日本航空(JAL/JL、9201)は2月10日、「手荷物当日配送サービス(空港から指定ホテル配送)」の予約システムで、第三者による不正アクセスの痕跡が確認されたと発表した。対象者は最大で約2万8000人にのぼる。安全が確認されるまで当該サービスの予約機能を停止するとともに、データが社外へ漏えいしたかの調査を進めている。

手荷物配送予約システムに不正アクセスがあったJAL=PHOTO: Tadayuki YOSHIKAWA/Aviation Wire
対象となったのは、2024年7月10日以降に同サービスを予約・利用した利用者で、流出した可能性がある情報は、氏名、メールアドレス、電話番号、JMB(JALマイレージバンク)の会員番号(お得意様番号)などの個人情報。予約便情報として、航空会社名や便名、利用日、出発・到着空港といった情報に加え、手荷物の預入空港や配送先ホテル、料金、申込日などの配送情報も含まれる。一方、クレジットカード番号とパスワードは対象項目に含まれていない。

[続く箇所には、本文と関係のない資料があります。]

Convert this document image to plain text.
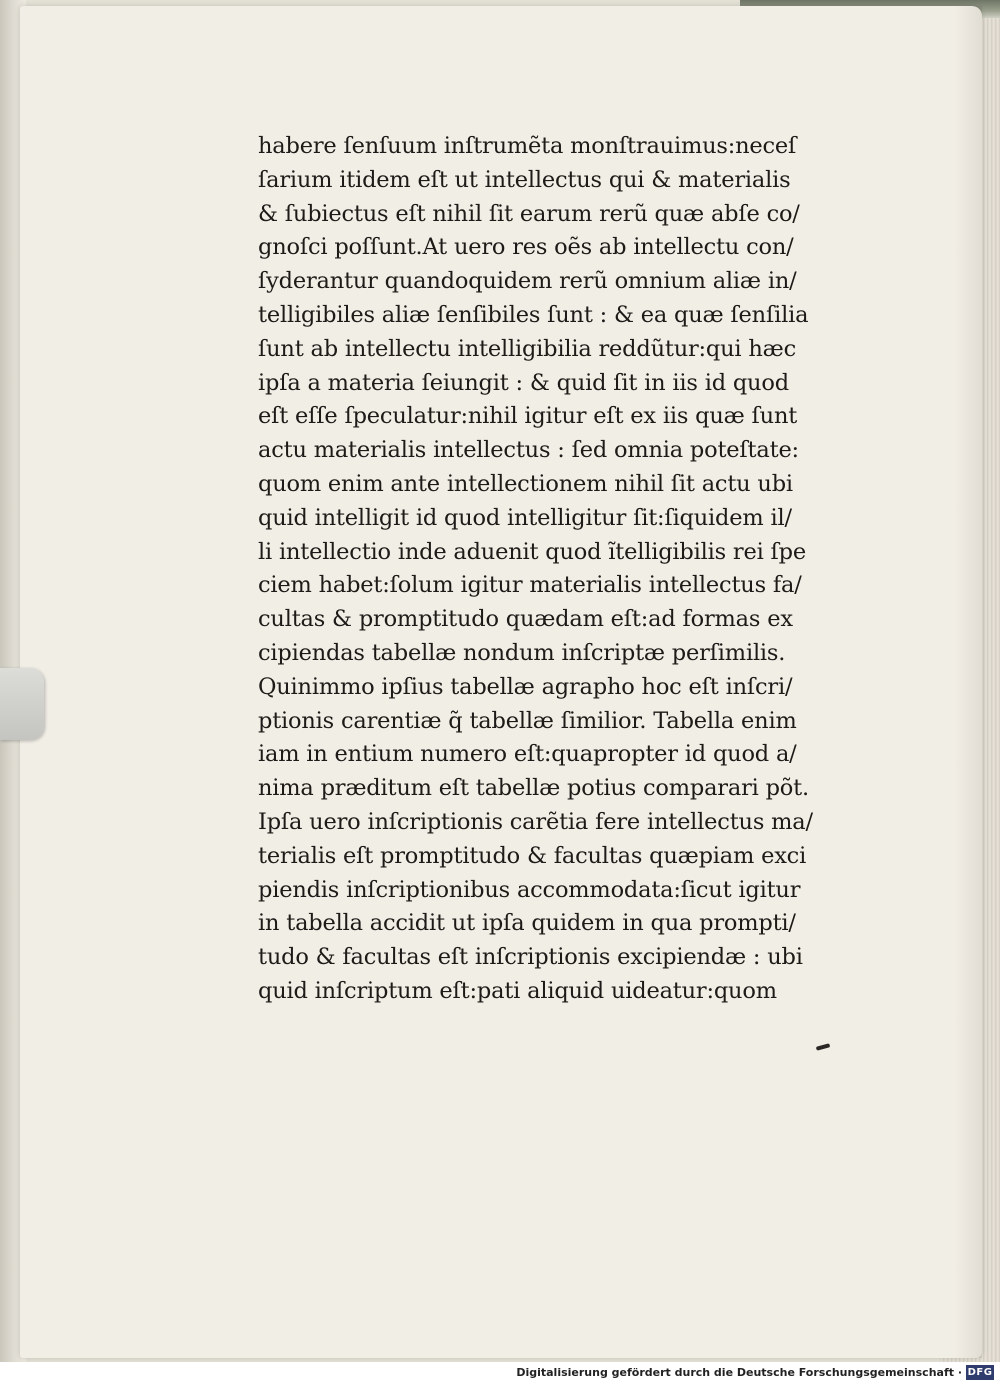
habere ſenſuum inſtrumẽta monſtrauimus:neceſ
ſarium itidem eſt ut intellectus qui & materialis
& ſubiectus eſt nihil ſit earum rerũ quæ abſe co/
gnoſci poſſunt.At uero res oẽs ab intellectu con/
ſyderantur quandoquidem rerũ omnium aliæ in/
telligibiles aliæ ſenſibiles ſunt : & ea quæ ſenſilia
ſunt ab intellectu intelligibilia reddũtur:qui hæc
ipſa a materia ſeiungit : & quid ſit in iis id quod
eſt eſſe ſpeculatur:nihil igitur eſt ex iis quæ ſunt
actu materialis intellectus : ſed omnia poteſtate:
quom enim ante intellectionem nihil ſit actu ubi
quid intelligit id quod intelligitur ſit:ſiquidem il/
li intellectio inde aduenit quod ĩtelligibilis rei ſpe
ciem habet:ſolum igitur materialis intellectus fa/
cultas & promptitudo quædam eſt:ad formas ex
cipiendas tabellæ nondum inſcriptæ perſimilis.
Quinimmo ipſius tabellæ agrapho hoc eſt inſcri/
ptionis carentiæ q̃ tabellæ ſimilior. Tabella enim
iam in entium numero eſt:quapropter id quod a/
nima præditum eſt tabellæ potius comparari põt.
Ipſa uero inſcriptionis carẽtia fere intellectus ma/
terialis eſt promptitudo & facultas quæpiam exci
piendis inſcriptionibus accommodata:ſicut igitur
in tabella accidit ut ipſa quidem in qua prompti/
tudo & facultas eſt inſcriptionis excipiendæ : ubi
quid inſcriptum eſt:pati aliquid uideatur:quom
Digitalisierung gefördert durch die Deutsche Forschungsgemeinschaft · DFG
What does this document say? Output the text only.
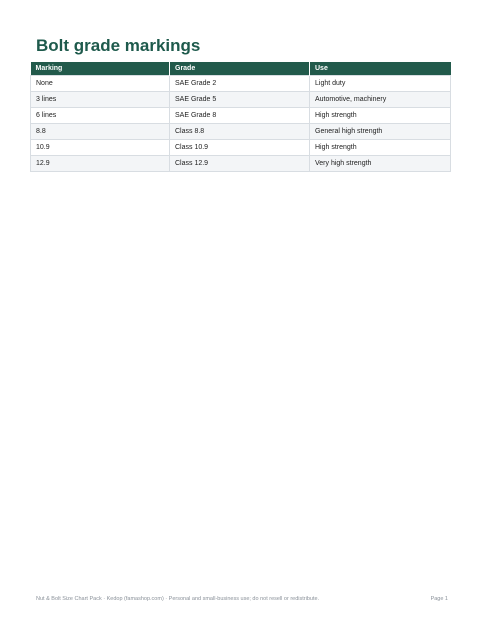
Bolt grade markings
Marking	Grade	Use
None	SAE Grade 2	Light duty
3 lines	SAE Grade 5	Automotive, machinery
6 lines	SAE Grade 8	High strength
8.8	Class 8.8	General high strength
10.9	Class 10.9	High strength
12.9	Class 12.9	Very high strength
Nut & Bolt Size Chart Pack · Kedop (famashop.com) · Personal and small-business use; do not resell or redistribute.	Page 1
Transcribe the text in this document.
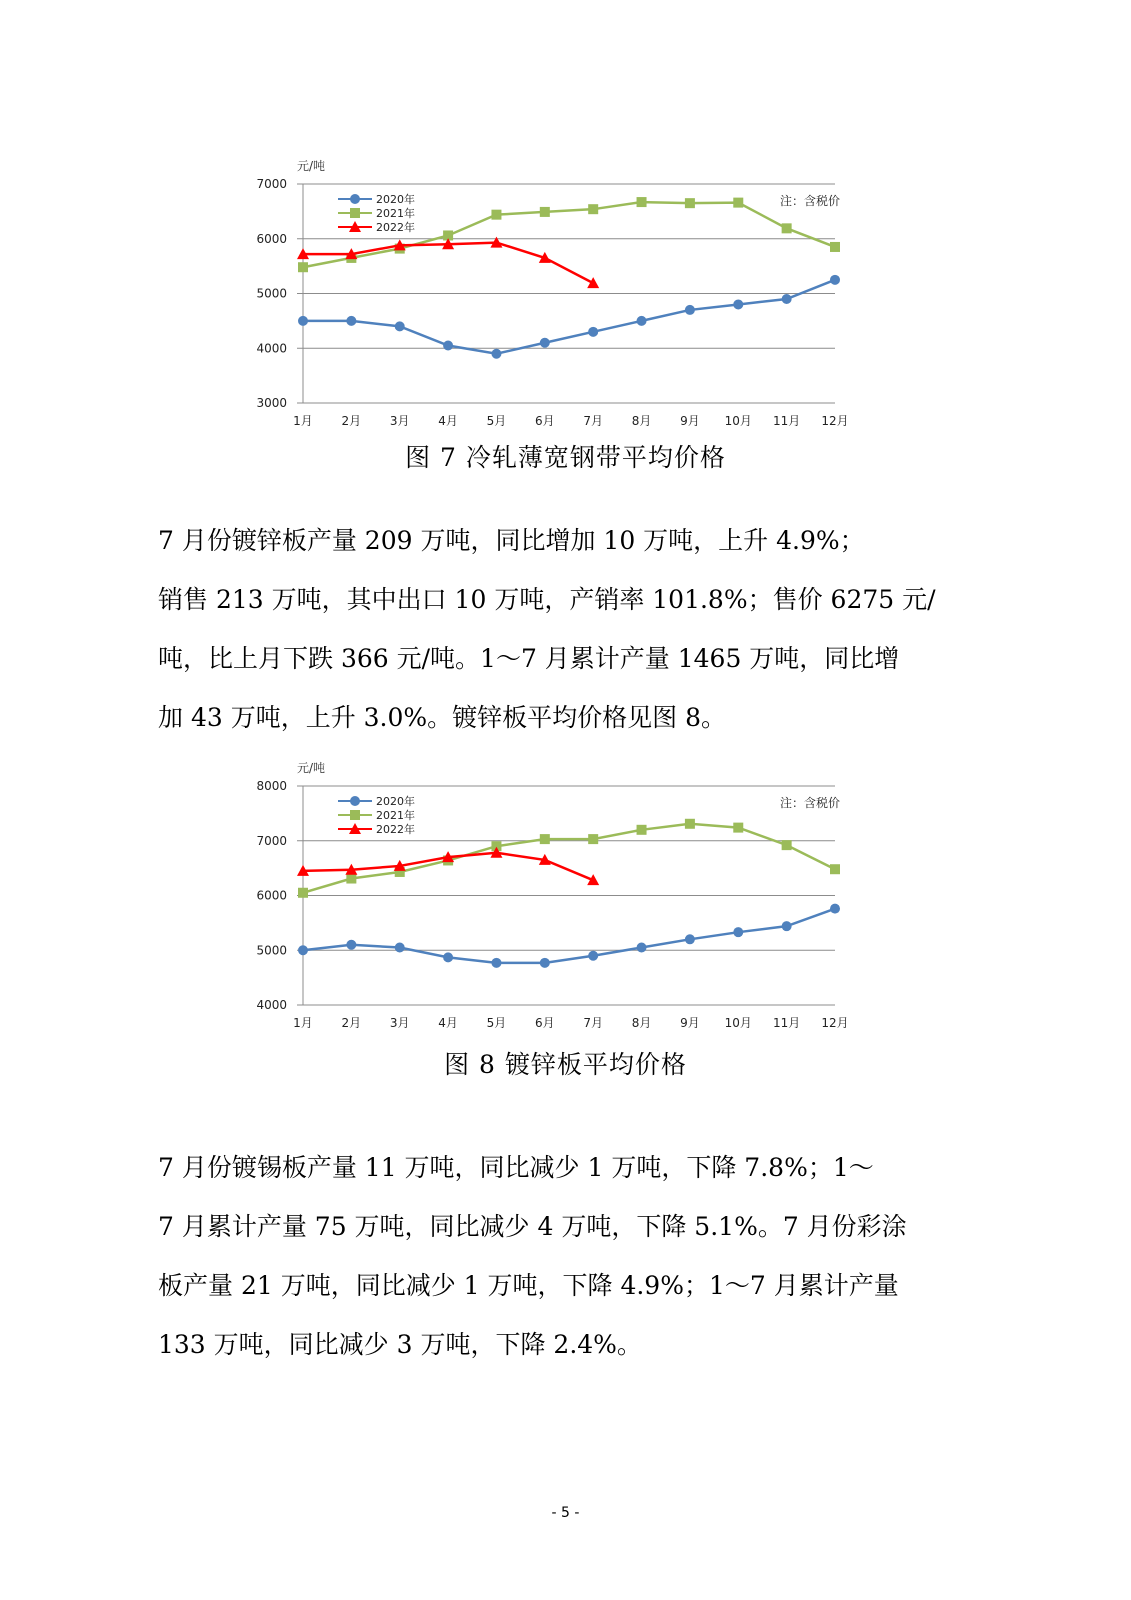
元/吨
3000
4000
5000
6000
7000
1月 2月 3月 4月 5月 6月 7月 8月 9月 10月 11月 12月
2020年
2021年
2022年
注：含税价
图 7 冷轧薄宽钢带平均价格
7 月份镀锌板产量 209 万吨，同比增加 10 万吨，上升 4.9%；
销售 213 万吨，其中出口 10 万吨，产销率 101.8%；售价 6275 元/
吨，比上月下跌 366 元/吨。1～7 月累计产量 1465 万吨，同比增
加 43 万吨，上升 3.0%。镀锌板平均价格见图 8。
元/吨
4000
5000
6000
7000
8000
1月 2月 3月 4月 5月 6月 7月 8月 9月 10月 11月 12月
2020年
2021年
2022年
注：含税价
图 8 镀锌板平均价格
7 月份镀锡板产量 11 万吨，同比减少 1 万吨，下降 7.8%；1～
7 月累计产量 75 万吨，同比减少 4 万吨，下降 5.1%。7 月份彩涂
板产量 21 万吨，同比减少 1 万吨，下降 4.9%；1～7 月累计产量
133 万吨，同比减少 3 万吨，下降 2.4%。
- 5 -
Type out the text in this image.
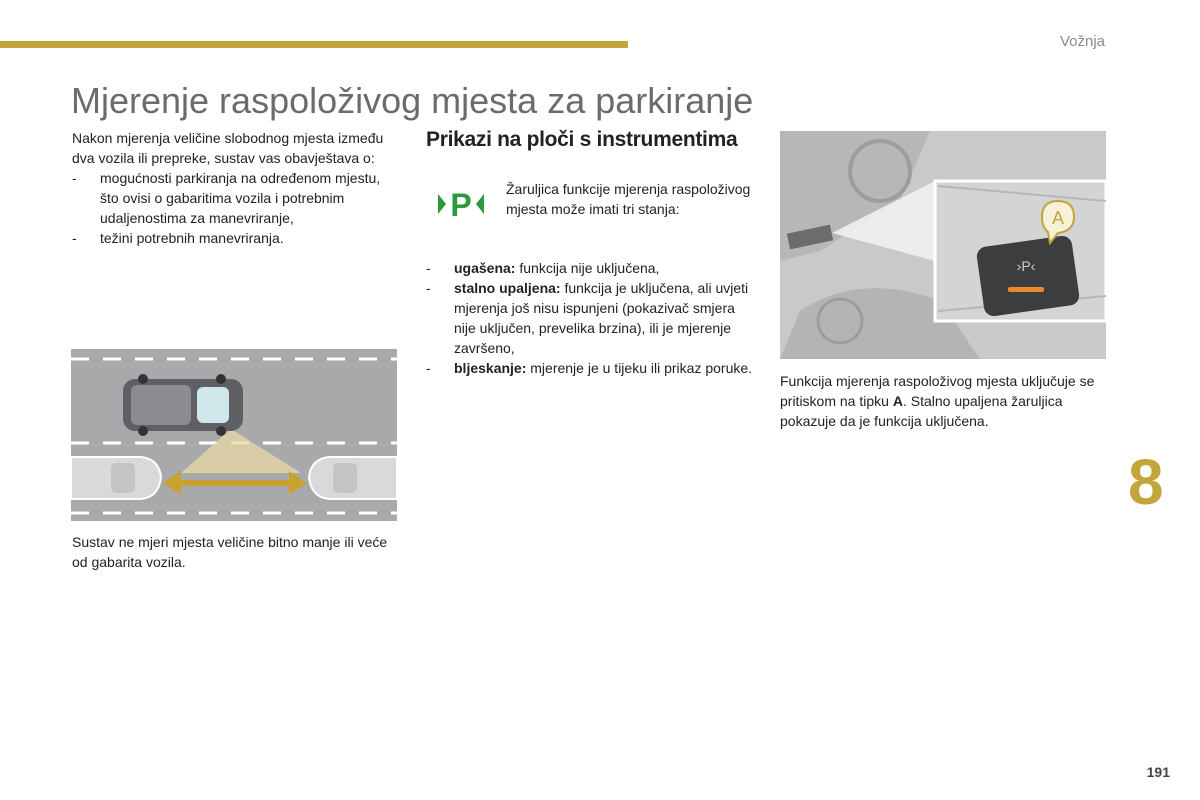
Vožnja
Mjerenje raspoloživog mjesta za parkiranje

Nakon mjerenja veličine slobodnog mjesta između dva vozila ili prepreke, sustav vas obavještava o:

- mogućnosti parkiranja na određenom mjestu, što ovisi o gabaritima vozila i potrebnim udaljenostima za manevriranje,
- težini potrebnih manevriranja.

Sustav ne mjeri mjesta veličine bitno manje ili veće od gabarita vozila.

Prikazi na ploči s instrumentima
P Žaruljica funkcije mjerenja raspoloživog mjesta može imati tri stanja:

- ugašena: funkcija nije uključena,
- stalno upaljena: funkcija je uključena, ali uvjeti mjerenja još nisu ispunjeni (pokazivač smjera nije uključen, prevelika brzina), ili je mjerenje završeno,
- bljeskanje: mjerenje je u tijeku ili prikaz poruke.
›P‹
A

Funkcija mjerenja raspoloživog mjesta uključuje se pritiskom na tipku A. Stalno upaljena žaruljica pokazuje da je funkcija uključena.

8
191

JALによると、9日午前9時に空港スタッフからサービスを正常に利用できないと連絡があり、午前10時20分に予約機能を停止した。その後、システム運用部門がアクセスログを調査したところ、8日午後6時18分にサービスの予約障害が発生したことと、9日午前0時40分に不正アクセスが行われた痕跡を確認した。
現在は外部専門機関と連携し、データが外部へ流出したかどうか調査を進めている。今回の不正アクセスは、同サービスのシステムのみで確認されており、ほかのサービスへの影響はないとしている。
JALによると、不正アクセスが発覚したシステムは、2022年7月ごろから使用しているという。